N.B. I’m planning to be there. I know Ancrene Wiseass and Dr. V. are sensitive to issues of anonymity, so do feel free to let them know, even privately, if you can attend. As for me, I’m blind as a bat, and currently semi-deaf, and can’t remember faces, but please do introduce yourself. I’d love to meet you.
Technorati Tags:Blogging Kalamazoo
I know the author is planning an update, but I wanted to point to the exceedingly helpful collection of annotated and explained resources by Dr. Carol Dana Lanahm: Using Medieval Latin: A Toolbox of Resources.
Elizabeth Carnel (AKA Lisa), one of the prime movers behind the 41st International Congress on Medieval Studies at Kalamazoo, and Dr. Shana Worthen, also known as Owlfish (and keeper of the Medievalist Weblogs List), organized a panel on medievalist bloggers at this year’s Congress. Thanks to Elizabeth’s kind efforts, I was able to file the paperwork last summer, and I’ll be joining medievalist bloggers Elizabeth Carnell, Michael Drout, H. D. Miller, Richard Scott Nokes, Michael Tinkler, and Alison Walker to talk about medievalist blogging.
The Medieval Congress at Kalamazoo is the only large academic conference I have ever heard people speak of positively; you don’t go to Kalamzoo to get a job, or earn tenure points; you go because it’s interesting, educational, and because of the community of scholars. It’s my first time, so I’m looking forward to it—especially because I’m hoping to meet some of the people responsible for the many medieval Web logs I regularly read.
Welcome Professor Richard Nokes, of the Unlocked Woardhoard blog. Professor Nokes is another Anglo-Saxonist, which leads me to ask, somewhat querulously, where are all the Celtic bloggers? But truthfully, the more the merrier. Go take a look.
Thanks to Michael Drout, I’ve linked to Mern Þonke, the blog of Medievalist, and Anglo-Saxonist Scott Kleinman.
I’m sure you’ve noticed some changes in the links, over there on the left. Julius Caesar is, alas, on hiatus, though I suspect the real reason is that the Celts of Gaul proved more rebellious than he expected ;). The Spouse has begun to post regular snarky meta reviews of Entertainment Week, and my friend Glenn finally has a blog. Celtica Studica is doing a much better job than I am of posting about current Celtic archaeology. Last but not least, Kip Manley in City of Roses has taken traditional Celtic and fey lore and created a new urban fantasy serial.

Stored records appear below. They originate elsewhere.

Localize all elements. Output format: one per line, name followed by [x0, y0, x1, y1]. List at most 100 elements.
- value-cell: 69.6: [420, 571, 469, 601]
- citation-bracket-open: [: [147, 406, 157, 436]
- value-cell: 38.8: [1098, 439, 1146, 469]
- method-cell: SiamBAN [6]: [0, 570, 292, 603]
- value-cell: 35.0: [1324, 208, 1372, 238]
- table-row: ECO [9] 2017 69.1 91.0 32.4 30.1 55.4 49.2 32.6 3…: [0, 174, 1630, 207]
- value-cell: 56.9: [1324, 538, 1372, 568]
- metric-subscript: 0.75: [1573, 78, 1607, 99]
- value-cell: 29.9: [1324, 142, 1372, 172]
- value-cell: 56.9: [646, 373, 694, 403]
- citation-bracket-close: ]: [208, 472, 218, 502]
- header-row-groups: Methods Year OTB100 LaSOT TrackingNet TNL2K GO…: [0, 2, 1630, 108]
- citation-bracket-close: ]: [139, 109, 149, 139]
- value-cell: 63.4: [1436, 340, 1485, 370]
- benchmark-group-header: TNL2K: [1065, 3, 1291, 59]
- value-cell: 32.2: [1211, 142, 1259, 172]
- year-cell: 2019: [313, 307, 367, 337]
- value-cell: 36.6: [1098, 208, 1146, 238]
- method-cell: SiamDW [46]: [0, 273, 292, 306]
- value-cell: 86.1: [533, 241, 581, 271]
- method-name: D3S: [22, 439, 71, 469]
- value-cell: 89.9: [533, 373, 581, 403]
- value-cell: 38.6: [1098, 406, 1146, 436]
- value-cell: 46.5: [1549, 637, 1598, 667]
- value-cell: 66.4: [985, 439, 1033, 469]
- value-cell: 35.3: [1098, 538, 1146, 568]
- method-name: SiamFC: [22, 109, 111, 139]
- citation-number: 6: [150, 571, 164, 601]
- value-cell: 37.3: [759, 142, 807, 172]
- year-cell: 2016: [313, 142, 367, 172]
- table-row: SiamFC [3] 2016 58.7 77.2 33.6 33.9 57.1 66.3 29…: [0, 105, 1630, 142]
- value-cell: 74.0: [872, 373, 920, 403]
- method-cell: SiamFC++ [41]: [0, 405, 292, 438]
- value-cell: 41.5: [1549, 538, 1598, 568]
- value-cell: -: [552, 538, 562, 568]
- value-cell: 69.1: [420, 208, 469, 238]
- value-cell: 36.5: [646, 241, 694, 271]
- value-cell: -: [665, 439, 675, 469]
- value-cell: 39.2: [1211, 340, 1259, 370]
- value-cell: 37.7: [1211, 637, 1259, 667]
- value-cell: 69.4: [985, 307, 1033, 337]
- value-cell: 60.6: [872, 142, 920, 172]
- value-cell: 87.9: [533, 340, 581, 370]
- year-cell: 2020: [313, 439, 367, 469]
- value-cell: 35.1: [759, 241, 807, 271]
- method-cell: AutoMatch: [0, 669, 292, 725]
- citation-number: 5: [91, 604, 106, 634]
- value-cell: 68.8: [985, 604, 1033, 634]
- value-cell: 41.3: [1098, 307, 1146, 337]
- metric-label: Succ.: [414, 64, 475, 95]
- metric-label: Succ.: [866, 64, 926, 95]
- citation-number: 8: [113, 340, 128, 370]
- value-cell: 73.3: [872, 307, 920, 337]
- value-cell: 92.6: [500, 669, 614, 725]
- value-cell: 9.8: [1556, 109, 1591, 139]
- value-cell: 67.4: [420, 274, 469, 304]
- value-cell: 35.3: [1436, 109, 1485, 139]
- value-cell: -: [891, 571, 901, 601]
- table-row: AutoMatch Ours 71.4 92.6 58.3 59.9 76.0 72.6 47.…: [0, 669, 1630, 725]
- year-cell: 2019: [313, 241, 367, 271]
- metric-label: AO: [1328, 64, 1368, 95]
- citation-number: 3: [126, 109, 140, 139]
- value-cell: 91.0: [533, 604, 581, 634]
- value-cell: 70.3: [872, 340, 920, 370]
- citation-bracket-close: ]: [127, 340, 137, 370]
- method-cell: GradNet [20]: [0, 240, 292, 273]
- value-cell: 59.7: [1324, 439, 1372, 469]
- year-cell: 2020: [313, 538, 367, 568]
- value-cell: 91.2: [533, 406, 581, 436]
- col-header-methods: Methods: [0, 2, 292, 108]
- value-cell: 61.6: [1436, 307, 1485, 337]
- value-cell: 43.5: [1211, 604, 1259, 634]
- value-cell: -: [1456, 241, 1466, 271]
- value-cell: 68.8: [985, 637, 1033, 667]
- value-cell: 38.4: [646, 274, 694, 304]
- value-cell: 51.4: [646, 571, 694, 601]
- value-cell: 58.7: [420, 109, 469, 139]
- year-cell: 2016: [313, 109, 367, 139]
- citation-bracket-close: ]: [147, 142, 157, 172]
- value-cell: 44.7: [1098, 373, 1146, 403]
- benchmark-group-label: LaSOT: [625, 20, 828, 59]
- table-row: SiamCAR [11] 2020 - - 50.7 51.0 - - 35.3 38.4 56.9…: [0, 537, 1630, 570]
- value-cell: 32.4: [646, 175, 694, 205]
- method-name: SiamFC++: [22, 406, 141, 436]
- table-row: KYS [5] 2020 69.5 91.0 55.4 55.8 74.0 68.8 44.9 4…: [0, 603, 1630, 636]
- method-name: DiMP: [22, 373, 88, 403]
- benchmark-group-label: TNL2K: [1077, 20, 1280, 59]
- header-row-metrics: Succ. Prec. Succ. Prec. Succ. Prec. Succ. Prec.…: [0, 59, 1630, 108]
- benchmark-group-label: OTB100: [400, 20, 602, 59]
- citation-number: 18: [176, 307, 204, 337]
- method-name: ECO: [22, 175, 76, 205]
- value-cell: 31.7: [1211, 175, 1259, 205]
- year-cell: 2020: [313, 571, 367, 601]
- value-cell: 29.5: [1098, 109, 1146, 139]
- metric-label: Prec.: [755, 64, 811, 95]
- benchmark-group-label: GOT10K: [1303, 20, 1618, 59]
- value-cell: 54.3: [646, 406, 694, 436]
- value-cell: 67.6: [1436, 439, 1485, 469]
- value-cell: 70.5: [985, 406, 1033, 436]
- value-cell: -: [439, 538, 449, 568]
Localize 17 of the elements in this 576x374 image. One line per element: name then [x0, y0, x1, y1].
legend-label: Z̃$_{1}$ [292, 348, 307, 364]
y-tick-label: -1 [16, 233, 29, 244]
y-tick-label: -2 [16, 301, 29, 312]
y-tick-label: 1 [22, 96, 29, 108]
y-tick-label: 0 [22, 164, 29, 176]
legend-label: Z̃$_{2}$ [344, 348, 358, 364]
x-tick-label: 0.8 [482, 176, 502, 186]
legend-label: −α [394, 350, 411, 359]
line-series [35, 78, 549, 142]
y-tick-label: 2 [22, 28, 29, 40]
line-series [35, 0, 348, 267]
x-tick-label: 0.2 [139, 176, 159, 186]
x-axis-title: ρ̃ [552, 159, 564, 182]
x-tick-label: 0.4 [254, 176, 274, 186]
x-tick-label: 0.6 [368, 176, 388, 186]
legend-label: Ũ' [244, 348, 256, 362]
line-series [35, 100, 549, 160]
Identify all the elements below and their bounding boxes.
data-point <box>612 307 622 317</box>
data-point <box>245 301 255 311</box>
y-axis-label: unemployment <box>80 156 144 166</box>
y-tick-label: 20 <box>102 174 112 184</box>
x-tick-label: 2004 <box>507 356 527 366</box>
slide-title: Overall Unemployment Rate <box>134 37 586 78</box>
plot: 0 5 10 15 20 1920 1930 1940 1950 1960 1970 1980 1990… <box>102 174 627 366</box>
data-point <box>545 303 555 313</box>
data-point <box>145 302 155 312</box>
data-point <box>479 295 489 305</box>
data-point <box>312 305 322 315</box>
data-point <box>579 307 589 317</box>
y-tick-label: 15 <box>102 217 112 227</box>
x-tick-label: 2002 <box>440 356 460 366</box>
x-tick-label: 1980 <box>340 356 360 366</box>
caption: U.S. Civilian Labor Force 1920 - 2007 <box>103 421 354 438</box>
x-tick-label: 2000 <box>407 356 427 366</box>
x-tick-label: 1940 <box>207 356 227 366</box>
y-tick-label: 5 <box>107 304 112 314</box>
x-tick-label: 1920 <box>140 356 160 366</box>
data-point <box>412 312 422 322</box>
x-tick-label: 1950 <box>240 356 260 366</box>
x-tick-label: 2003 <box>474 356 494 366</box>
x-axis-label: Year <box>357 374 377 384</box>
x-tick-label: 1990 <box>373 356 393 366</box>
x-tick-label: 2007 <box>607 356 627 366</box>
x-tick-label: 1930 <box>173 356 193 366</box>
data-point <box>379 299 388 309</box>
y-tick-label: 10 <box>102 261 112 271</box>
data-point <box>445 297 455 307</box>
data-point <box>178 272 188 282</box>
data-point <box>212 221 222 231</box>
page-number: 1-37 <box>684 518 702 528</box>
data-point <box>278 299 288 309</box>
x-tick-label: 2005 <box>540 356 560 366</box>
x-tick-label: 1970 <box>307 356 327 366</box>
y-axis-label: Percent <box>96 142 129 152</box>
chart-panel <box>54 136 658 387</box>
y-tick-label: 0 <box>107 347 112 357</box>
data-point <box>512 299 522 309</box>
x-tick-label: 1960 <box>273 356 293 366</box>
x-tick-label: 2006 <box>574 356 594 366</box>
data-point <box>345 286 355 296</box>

Earlier I linked to Morfablog, and just today, I’ve discovered Hogynorachub, another Welsh blog.
I’ve performed the requisite alchemical incantations required by Blogger Pro to create an .rss feed for this blog. You’ll find a link to the rss subscription URL over there on the left. If you want to do this yourself, the instructions are here. It’s actually pretty simple (Thanks Ev!).
From a rough analysis of my logs and the stats collected by Site Meter the most popular interior page of my site is the one on Celtic Fonts, and the most frequently entered search phrase, in terms of my Celtic Studies Resources is “Celtic backgrounds.” Now, I’m not positive, but I’m pretty sure the people searching on “Celtic backgrounds” are not seeking Celtic cultural history, but rather, web backgrounds. That said, I’ve created an annotated page of links to sites with Celtic inspired web art here.